The combination of different filtering mechanisms allows users to sort and filter data in the way that best works for their research group or product team.
Volume Tab
The volume tab is a stacked bar chart that displays data from forums, surveys, and support cases. Data is displayed by source and volume, organized by Autodesk’s Customer Journey phases or subphases.
Users can toggle between phase and subphase views, as well as click down in the chart to see the subphases under a specific phase, and click down again if the want to isolate a single subphase. They can navigate back up using the back button or breadcrumbs.
Sentiment Tab
This tab aggregates all selected data sources and shows the sentiment across the different phases and subphases of the Customer Journey. Functionality is identical to the Volume Tab.
Each bar adds up to 100% showing users the percentage of comments that are positive, neutral, mixed, negative, or unclassified.
Below the chart, individual comments are color coded to show their sentiment. Users can filter down to a specific sentiment using the sentiment filter in the left-rail.
Trends Tab
The trends tab displays the same volume and sentiment data over time instead of by journey phase. This tab is unique in that it allows users to plot individual data sources or products for comparative assessments over time.
Two drop downs at the top control the chart contents, and the filters on the right control what is displayed. For example, the second dropdown set to “by Product” combined with the product filter would control what products are plotted.
The filters selected for Date view and Date range control the timeline. Selecting multiple years or quarters shows each one along the x-axis. Selecting a single year shows the year month by month. Selecting a single quarter shows that quarter week by week. Users can click down in the chart to go from a multi- to single- view.
Search & Comments
Search is a keyword search that can search up to four different data fields. Clicking the gear icon allows users to customize search settings and choose an and/or boolean search.
Each search term appears in its own pill as an indicator that multiple search terms are possible, as well as make it easier to add and remove different words.

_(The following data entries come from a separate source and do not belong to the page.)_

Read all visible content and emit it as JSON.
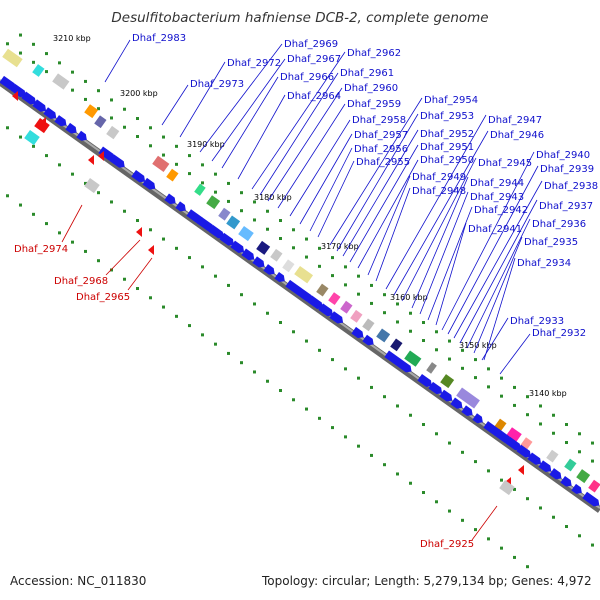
{
  "header": {
    "title": "Desulfitobacterium hafniense DCB-2, complete genome"
  },
  "footer": {
    "accession": "Accession: NC_011830",
    "summary": "Topology: circular; Length: 5,279,134 bp; Genes: 4,972"
  },
  "colors": {
    "forward_gene": "#1a1ae6",
    "reverse_gene": "#ee1111",
    "plus_label": "#1010cc",
    "minus_label": "#cc0000",
    "backbone": "#808080",
    "tick": "#228b22"
  },
  "kbp_ticks": [
    "3210 kbp",
    "3200 kbp",
    "3190 kbp",
    "3180 kbp",
    "3170 kbp",
    "3160 kbp",
    "3150 kbp",
    "3140 kbp"
  ],
  "genes_plus": [
    "Dhaf_2983",
    "Dhaf_2973",
    "Dhaf_2972",
    "Dhaf_2969",
    "Dhaf_2967",
    "Dhaf_2966",
    "Dhaf_2964",
    "Dhaf_2962",
    "Dhaf_2961",
    "Dhaf_2960",
    "Dhaf_2959",
    "Dhaf_2958",
    "Dhaf_2957",
    "Dhaf_2956",
    "Dhaf_2955",
    "Dhaf_2954",
    "Dhaf_2953",
    "Dhaf_2952",
    "Dhaf_2951",
    "Dhaf_2950",
    "Dhaf_2949",
    "Dhaf_2948",
    "Dhaf_2947",
    "Dhaf_2946",
    "Dhaf_2945",
    "Dhaf_2944",
    "Dhaf_2943",
    "Dhaf_2942",
    "Dhaf_2941",
    "Dhaf_2940",
    "Dhaf_2939",
    "Dhaf_2938",
    "Dhaf_2937",
    "Dhaf_2936",
    "Dhaf_2935",
    "Dhaf_2934",
    "Dhaf_2933",
    "Dhaf_2932"
  ],
  "genes_minus": [
    "Dhaf_2974",
    "Dhaf_2968",
    "Dhaf_2965",
    "Dhaf_2925"
  ]
}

When search is executed, the search term(s) is highlighted in the comments section which is expandable to encompass the full screen. Longer comments and metadata is hidden but viewable by clicking “show more” underneath a comment.
Improving Algorithms
We realize that no data algorithm is perfect, especially at the beginning. We need users to help us improve our sorting and tagging, so if data is wrong or missing, users can flag specific data fields and suggest a correction in the comments section.
Main Screens
Interaction Patterns
07 Conclusion
Proposing, advocating for and building a dashboard used by hundreds of Autodesk employees every month was a rewarding experience but with many challenges. The Journey Explorer is an ongoing project and there are many features and tweaks I wish I could still do. However, the necessity of working with an outside development firm limited our scope due to budget constraints.
The next focus of our interdisciplinary team is a big push on adoption and demo-ing the data tool to teams across Autodesk.
As a UX designer and researcher, I truly enjoy working with data and being a proponent of qualitative data. I think it is severely under-utilized in the tech industry. Autodesk’s recent push to be a data-forward company gave me the opportunity to conceptualize and build a really unique tool that takes full advantages of the updates we are making to our data infrastructure.